The lobby of the Africa Center in its current, unfinished state.
Photo: the Africa Center.

 

The museum was founded in an Upper East Side townhouse 30 years ago. Plans for the flagship have been in the works since 1997, and the recently scuttled design was unveiled back in 2007.

Other museums have also adjusted their plans in recent years when faced with similar difficulties. The Dia Art Foundation abandoned plans to build a new home near the High Line in 2006, opting for a smaller office and event space at a Chelsea property the organization already owned. The Hamptons’ Parrish Art Museum scaled down its construction plans from $80 million to just $26 million after the 2008 recession.
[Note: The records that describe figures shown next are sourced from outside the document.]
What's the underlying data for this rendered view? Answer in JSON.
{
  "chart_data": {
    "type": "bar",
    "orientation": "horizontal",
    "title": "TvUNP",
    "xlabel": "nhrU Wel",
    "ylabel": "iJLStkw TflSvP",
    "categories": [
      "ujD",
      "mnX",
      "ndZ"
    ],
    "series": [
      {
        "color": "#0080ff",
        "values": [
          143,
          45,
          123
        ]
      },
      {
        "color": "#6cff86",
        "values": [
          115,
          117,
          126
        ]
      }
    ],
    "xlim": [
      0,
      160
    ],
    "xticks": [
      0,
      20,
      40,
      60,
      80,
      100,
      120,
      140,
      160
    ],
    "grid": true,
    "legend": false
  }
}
Even completing an ambitious new building isn’t a guarantee an institution can truly afford it—after 10 years in its Midtown flagship, the American Folk Art Museum was forced to sell its home to the Museum of Modern Art (which, as artnet News reported, has since begun demolishing the building), retreating to its smaller Lincoln Center base.

A rendering of the redesigned lobby of the Africa Center, replacing the expensive wood with concrete finishes.
Photo: G TECTS and MARCH.

The Museum for African Art did its best to attract donors, even going so far as to change its name to the Africa Center last summer in order to expand its mission and, by extension, the types of organizations that might be interested in lending their support. Despite these efforts, the struggling institution raised less than $1 million in 2013, down from more than $7 million the prior year.

Just as the building plans were revamped, the museum’s staff was pared down, from 24 trustees to six. Former first daughter Chelsea Clinton, vice president of the Clinton Foundation, has joined the board, which has already pledged $9 million.

With its new, less costly construction plan in motion, the Museum for African Art only needs to raise $11 million more to complete the project—a target it expects to meet by October.